At the end of January, Anthesis’ Marie Jones had the opportunity to attend a workshop on “Circular Economy, Resource Efficiency, Life Cycle Thinking: Same objectives, same impacts?”, organized by the Forum for Sustainability through Life Cycle Innovation (FSLCI). The industry focused workshop, hosted in the innovative Rainmaking loft in Berlin, offered the chance to discuss arising opportunities, and threats, of circular economy policies in Europe and beyond on businesses efforts towards resource efficiency and life-cycle innovation. Below Marie summarizes some of the key insights she will be taking away from the event:
What does circular economy (CE) mean? The idea behind circular economy is nothing new, but there are many different interpretations of what it stands for, and where the barriers are. There was a general consensus towards thinking and acting in circular systems and considering the entire lifecycle, with its associated risks and opportunities, rather than in linear production lines. This circular economy principle can then be looked at from both an all-encompassing system, right down to a much narrower view of an individual company or product.
There is an ongoing market trend towards more sustainable approaches for businesses of every nature, and not just the leading corporations as was the case some 5-10 years ago.
Collaboration, sharing, engagement and efficiency are key in system and circular thinking, and will be very important in the application of CE. Digitalisation of businesses will help to support this regenerative, optimizing and exchange environment.
Stakeholders in the circular economy concept include all levels of the economy and actors within the value chain from consumers, regulators andbusinesses (including their suppliers), right through to politicians.
There are countless questions to consider in the application of CE. The ability for radical change in mind-sets and ensuring buy in from stakeholders at every level will not be simple. There is a need for metrics and methods to measure CE – how can a value be put on CE for commercial benefit to be seen? At what level should CE be measured? At what stage in the CE cycle should it be measured? Where will the boundaries be set? And how will such information then be shared at both a business and consumer level?
Entirely new methodologies for measurement may not be needed, with current methodology and approaches in place for LCAs and resource efficiency adaptable for utilisation in CE measurements. Such measurements will need to include a number of different key indicators, and be applied at a suitably high level for them to have a sufficient weight and comparability.
Some learning points from current B2B practises support CE thinking, and could be used to support with the potentially more problematic B2C area. This includes the options of providing a service rather than product offering, eg. leasing models or provision of lighting and printing services in offices.

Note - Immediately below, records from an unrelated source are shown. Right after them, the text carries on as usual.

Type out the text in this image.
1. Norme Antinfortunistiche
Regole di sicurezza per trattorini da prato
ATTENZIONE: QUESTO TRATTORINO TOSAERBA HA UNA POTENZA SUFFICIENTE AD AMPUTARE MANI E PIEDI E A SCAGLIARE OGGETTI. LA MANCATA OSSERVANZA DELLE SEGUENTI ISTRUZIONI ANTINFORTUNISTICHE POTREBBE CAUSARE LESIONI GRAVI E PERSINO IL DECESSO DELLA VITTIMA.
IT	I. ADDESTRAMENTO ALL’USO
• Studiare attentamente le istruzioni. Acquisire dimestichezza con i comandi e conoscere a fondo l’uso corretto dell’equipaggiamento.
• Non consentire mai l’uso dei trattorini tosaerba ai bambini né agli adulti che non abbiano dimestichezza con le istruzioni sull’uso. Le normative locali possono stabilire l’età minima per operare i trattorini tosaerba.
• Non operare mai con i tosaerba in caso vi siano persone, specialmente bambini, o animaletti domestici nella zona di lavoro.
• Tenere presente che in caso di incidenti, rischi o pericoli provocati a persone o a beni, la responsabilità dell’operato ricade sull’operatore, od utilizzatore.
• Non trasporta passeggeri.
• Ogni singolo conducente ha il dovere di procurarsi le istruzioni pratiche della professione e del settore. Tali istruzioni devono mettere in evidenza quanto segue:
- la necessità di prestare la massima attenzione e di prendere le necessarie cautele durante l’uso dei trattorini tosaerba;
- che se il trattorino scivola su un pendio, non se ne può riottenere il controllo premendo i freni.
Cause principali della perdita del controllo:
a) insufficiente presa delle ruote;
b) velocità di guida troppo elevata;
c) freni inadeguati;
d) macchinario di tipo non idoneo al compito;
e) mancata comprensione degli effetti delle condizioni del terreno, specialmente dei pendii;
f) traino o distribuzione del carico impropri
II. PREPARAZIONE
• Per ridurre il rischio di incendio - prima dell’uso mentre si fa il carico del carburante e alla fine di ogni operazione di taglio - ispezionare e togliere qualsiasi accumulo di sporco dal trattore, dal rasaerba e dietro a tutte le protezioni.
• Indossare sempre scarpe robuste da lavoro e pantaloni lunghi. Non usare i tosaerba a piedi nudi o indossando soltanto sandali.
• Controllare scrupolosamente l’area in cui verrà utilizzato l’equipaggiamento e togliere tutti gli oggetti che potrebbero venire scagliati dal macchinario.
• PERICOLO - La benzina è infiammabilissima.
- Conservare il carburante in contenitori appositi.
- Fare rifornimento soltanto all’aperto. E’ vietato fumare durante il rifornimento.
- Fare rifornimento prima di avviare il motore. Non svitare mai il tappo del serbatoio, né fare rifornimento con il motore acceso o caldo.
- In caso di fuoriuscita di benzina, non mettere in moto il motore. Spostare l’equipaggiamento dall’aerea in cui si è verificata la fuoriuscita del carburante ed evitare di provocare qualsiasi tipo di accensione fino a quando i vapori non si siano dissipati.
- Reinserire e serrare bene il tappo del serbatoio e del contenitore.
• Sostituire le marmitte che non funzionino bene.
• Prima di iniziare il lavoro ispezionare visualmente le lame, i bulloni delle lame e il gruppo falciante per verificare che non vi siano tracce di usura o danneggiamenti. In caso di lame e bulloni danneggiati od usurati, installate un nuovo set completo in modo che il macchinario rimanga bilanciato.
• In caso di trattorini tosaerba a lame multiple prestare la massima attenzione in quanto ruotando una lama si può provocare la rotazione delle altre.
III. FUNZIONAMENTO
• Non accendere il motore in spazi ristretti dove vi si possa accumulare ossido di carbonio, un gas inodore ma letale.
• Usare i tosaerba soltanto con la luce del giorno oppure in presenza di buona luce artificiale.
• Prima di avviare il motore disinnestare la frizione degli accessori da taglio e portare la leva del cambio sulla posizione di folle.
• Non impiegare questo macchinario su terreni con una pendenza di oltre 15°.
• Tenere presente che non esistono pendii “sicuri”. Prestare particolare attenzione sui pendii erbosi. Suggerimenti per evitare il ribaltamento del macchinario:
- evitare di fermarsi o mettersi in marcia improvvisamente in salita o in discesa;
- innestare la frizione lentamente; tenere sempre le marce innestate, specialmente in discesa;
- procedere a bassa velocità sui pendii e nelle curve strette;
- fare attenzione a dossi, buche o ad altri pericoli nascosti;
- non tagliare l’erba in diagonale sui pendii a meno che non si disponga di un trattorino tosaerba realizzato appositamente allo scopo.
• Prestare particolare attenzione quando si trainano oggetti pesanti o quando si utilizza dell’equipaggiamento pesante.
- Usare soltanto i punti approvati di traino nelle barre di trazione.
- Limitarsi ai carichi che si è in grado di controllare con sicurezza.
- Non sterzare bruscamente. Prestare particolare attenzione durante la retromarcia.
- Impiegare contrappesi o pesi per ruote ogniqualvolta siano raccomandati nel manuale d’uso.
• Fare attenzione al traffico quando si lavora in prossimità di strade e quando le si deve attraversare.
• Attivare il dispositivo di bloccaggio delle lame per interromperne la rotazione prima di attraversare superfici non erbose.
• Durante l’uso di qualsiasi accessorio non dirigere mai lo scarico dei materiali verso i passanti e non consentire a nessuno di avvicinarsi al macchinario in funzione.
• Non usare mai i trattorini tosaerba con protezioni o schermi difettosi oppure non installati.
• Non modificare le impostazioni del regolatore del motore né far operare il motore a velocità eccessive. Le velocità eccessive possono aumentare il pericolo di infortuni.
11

Creation of further business models is not considered necessary, as models that support an innovative CE approach are already available – this often includes businesses within the sharing economy space, such as carpooling or the renting of spare rooms. Learning points from new and digitalized businesses, and their approaches, should be used to help to guide the more traditional businesses to embrace the CE approach.
The FSLCI is an NGO set up to bring the Life Cycle community together in a collaborative way to support the transition towards a sustainable society by promoting global, systematic and effective application of Life Cycle Innovation. Jim Fava, Chief Strategist at Anthesis, is Chair of the executive committee for FSLCI and was one of the founders.